Sena vardı çünkü oradaydı. Adı da vardı, duruşu da, aşkı da…
Sonra bir gün olmadı artık... Her yerde izi kalmıştı ama işte kendisi yoktu.
Kalabalığın içinde anlamaz insan acısının sızısını, yalnız
kaldığında dolar göğsüne o yokluk. Yamaç odaya girdiğinde, yatağın kenarına
oturduğunda anladı Sena’nın gerçekten gittiğini.
Örtüsünü bile bozmadı yatağın, bir kere daha duymak için aynı
şiiri. Kadın şiirin sonunda bir kere daha “Seni seviyorum adam” desin diye…
Örtüsünü bile bozmadı Yamaç yatağın.
Bu kadar büyük, bu kadar derin, bu kadar içine işlemiş bir
şekilde seven Yamaç, bu acıyla nasıl… Nasıl yaşayacak?

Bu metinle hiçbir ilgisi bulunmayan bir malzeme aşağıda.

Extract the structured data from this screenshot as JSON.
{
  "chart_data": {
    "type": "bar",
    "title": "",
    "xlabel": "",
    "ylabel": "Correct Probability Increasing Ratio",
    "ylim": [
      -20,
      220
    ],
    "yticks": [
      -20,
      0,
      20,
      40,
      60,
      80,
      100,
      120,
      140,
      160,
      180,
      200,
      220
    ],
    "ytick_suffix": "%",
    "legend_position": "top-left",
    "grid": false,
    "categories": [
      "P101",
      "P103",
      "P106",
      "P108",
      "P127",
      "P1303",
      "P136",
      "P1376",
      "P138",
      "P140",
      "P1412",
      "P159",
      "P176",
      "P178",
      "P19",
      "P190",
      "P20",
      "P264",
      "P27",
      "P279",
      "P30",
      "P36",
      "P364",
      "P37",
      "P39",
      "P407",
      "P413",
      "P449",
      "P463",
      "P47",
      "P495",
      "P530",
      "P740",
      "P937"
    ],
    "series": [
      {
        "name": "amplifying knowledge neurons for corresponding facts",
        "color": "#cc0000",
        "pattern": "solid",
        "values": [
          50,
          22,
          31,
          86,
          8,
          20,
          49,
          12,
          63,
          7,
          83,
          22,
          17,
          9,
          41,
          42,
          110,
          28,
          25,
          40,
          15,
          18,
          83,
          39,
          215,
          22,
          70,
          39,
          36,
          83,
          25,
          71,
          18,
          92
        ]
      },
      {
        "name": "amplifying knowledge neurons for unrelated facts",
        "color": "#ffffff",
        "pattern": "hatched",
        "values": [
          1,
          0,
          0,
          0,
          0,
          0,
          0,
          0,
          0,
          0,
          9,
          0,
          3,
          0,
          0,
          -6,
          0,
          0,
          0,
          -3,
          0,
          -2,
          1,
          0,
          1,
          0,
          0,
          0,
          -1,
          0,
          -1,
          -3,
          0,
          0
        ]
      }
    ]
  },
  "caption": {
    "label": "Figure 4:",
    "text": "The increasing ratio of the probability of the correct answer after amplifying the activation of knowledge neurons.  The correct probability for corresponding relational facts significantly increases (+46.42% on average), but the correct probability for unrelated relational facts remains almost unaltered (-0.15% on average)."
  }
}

Ellerine baktı Yamaç. 11 yıl önce baktığı gibi yine ellerine
baktı. Gitmek için vakti gelmişti… Ellerinde kan değil su vardı bu kez,
kaybının simgesi su idi.
Burada da Yamaç’a kızdım, gitmek için çok geç kalmasına
kızdım. Sonra köşede ağlayan Vartolu’ya kızdım, ne kadar üzüldüğünü görüyor
olduğum için de ayrıca kızdım çünkü onun yüzündendi. O da haklıydı, biliyorum ama işte peri masalını bozan onun intikamıydı. Yamaç Çukur’a onun
için gelmişti… Herkese durup durup kızdım. Sonra durdum kimse neden Sena’ya
ağlamıyor, herkes kendine ağlıyor diye kızdım. Hep öyle olur çünkü biri
öldüğünde insan kendine ağlar, geride kalmışlığına ağlar.
Ben Sena’ya ağladım bir de Yamaç’a… Yamaç bu acıyla yaşayamaz
diye ağladım, Sena artık yok diye. Gitti Sena çünkü gittiği yerden dönülmüyor geri.

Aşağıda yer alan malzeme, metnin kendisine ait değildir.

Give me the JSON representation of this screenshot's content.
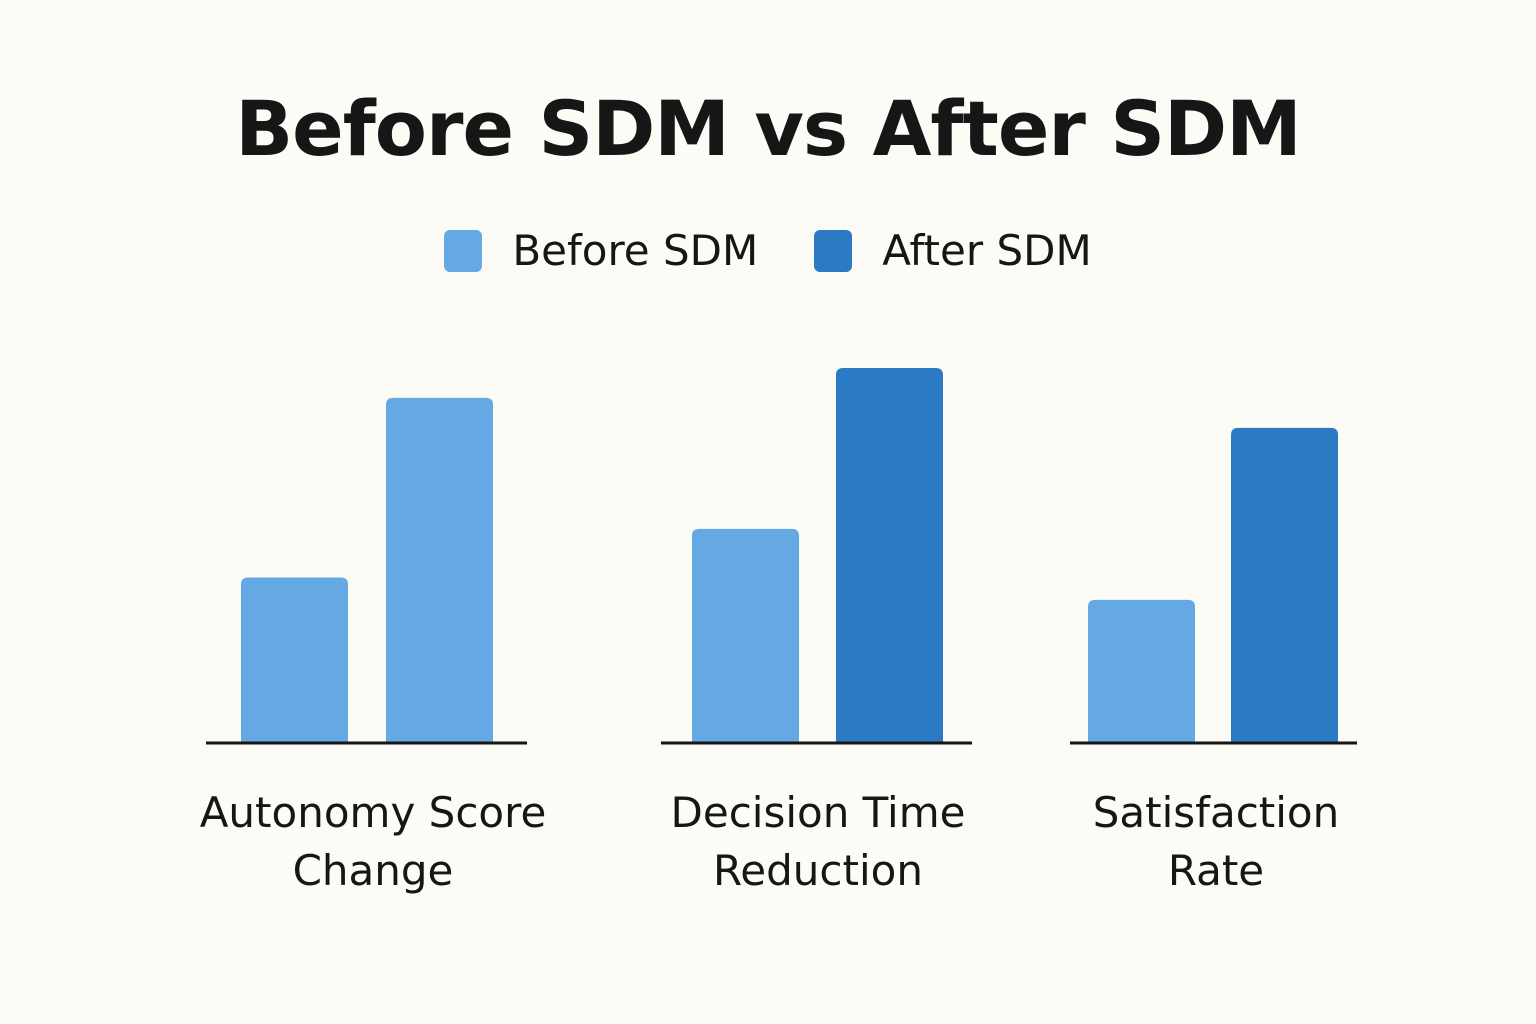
{
  "chart_data": {
    "type": "bar",
    "title": "Before SDM vs After SDM",
    "categories": [
      "Autonomy Score\nChange",
      "Decision Time\nReduction",
      "Satisfaction\nRate"
    ],
    "series": [
      {
        "name": "Before SDM",
        "color": "#64a8e4",
        "values": [
          44,
          57,
          38
        ]
      },
      {
        "name": "After SDM",
        "color": "#2a7bc4",
        "values": [
          92,
          100,
          84
        ]
      }
    ],
    "bar_colors": [
      [
        "#64a8e4",
        "#64a8e4"
      ],
      [
        "#64a8e4",
        "#2a7bc4"
      ],
      [
        "#64a8e4",
        "#2a7bc4"
      ]
    ],
    "ylim": [
      0,
      100
    ],
    "grid": false,
    "legend_position": "top-center"
  }
}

Onu en çok seveni, en çok sevdiğini bıraktı gitti Sena.
Çukur'a ilk girdiği andan, o son ana kadar hep vardı. Yamaç'ın elini tutan ellerinin sıcaklığı, onu anlayan bakışlarının iyileştiriciliği, şefkatli öpücüklerinin izi, ailesini aile bilişi, adı, Sena oluşu hepsi kaldı Çukur'da. Sena gitti.
Yamaç artık pencereyi hiç kapama, gök dolacak içeri. Göğsüne çektiğin her nefeste, gök dolacak içeri.
Hoşça kal Sena... Koçovalı olmadan önce, Çukur'dan önce, Yamaç'tan önce... Hepsinden önce sen, sen hoşça kal Sena.